Moving on to related issues...
Bill Thomas' post is quite good, and filled with excellent advice. Great job, Bill!
I would add that typical household adhesive tape is excessively "gummy" for this application. That's why God invented splicing tape. Household adhesive tape, under stretching pressure, doesn't behave well. It allows the two adjoined items to migrate away from each other, and therefore exposes adhesive to other objects.
Also, such tapes undergo something of a life cycle, from good adherence and minimal gumminess for very new (and appropriate) applications, to no adherence and no gumminess for very old applications. The gumminess issue tends to arise somewhere in between, as the adhesive ages.
Splicing tape typically is designed to avoid the gumminess and migration issues, but, as with all types of products, some are better than others. I always used 3M splicing tape, and in over 35 years, have only had two, count 'em, two, splices fail.
wrt to other posts in this thread, some folks also have some good advice, although there's also a bit of not-so-good advice. To simplify a response to them, I've lumped them all here in a "Message" and "Comment" format, for your consideration.
Inmate51
Message: It's true that if you peel your tape splice off you may lose some material.
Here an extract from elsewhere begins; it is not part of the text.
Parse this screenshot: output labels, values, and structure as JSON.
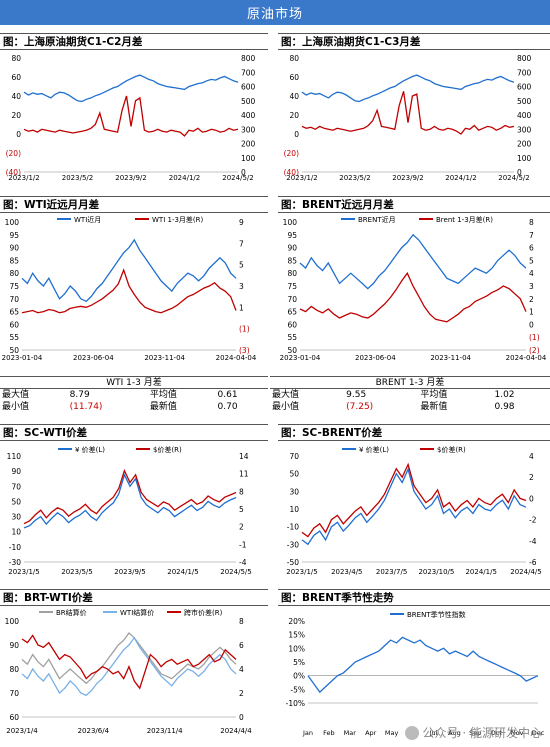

There is a lot of music material on the slow moving cassette(per inch).
Comment: Although the splicing tape isn't on the oxide side of the recording tape, there is the possibility that pulling it off may cause the end of the recording tape to curl a bit, so the resulting new splice won't be entirely flat. Tha will cause a loss of level and HF output.
Message: If you used the Magic Brand Scotch tape a few yrs ago, I'd say go for it. Then if it works feel victorious, but flog yourself right after that.;-)
Comment: 100% agree.
Message: I've got a hunch that 2 year old Scotch tape will be OK.
Comment: Agreed. Apart from a little possible oozing, it's likely to hold just fine. Clean your transport after playing it.
Message: If it was spliced with ordinary household tape, then you should manually go through the tape and redo the splices with proper splicing tape and a proper splicing block.
Comment: I can't agree with this in this case. For a 2-year old splice, you are likely to cause more damage than leaving it alone.
Message: If the tape is truly valuable, I would have the deck checked out by an expert and adjusted.
Comment: Overkill. If your deck isn't exhibiting any transport or playback signal issues, save your money.
Message: I would try a number of other tapes and transfer these to computer and make sure that you have the process down correctly, including level settings that are appropriate for tapes of the type in question.
Comment: Excellent advice.
Message: Old tapes may have loose oxide and this sheds. Hence the first playing may be better than a subsequent one. You want to have this first playing properly recorded in the computer.
Comment: I partly agree. However, if it becomes obvious that oxide is shedding dramatically, stop the tape immediately. Oxide build-up on heads will significantly reduce the playback fidelity, and there is no point in playing the remainder of a valuable tape, which is shedding and losing stored signal information, when there isn't good tape-to-head contact.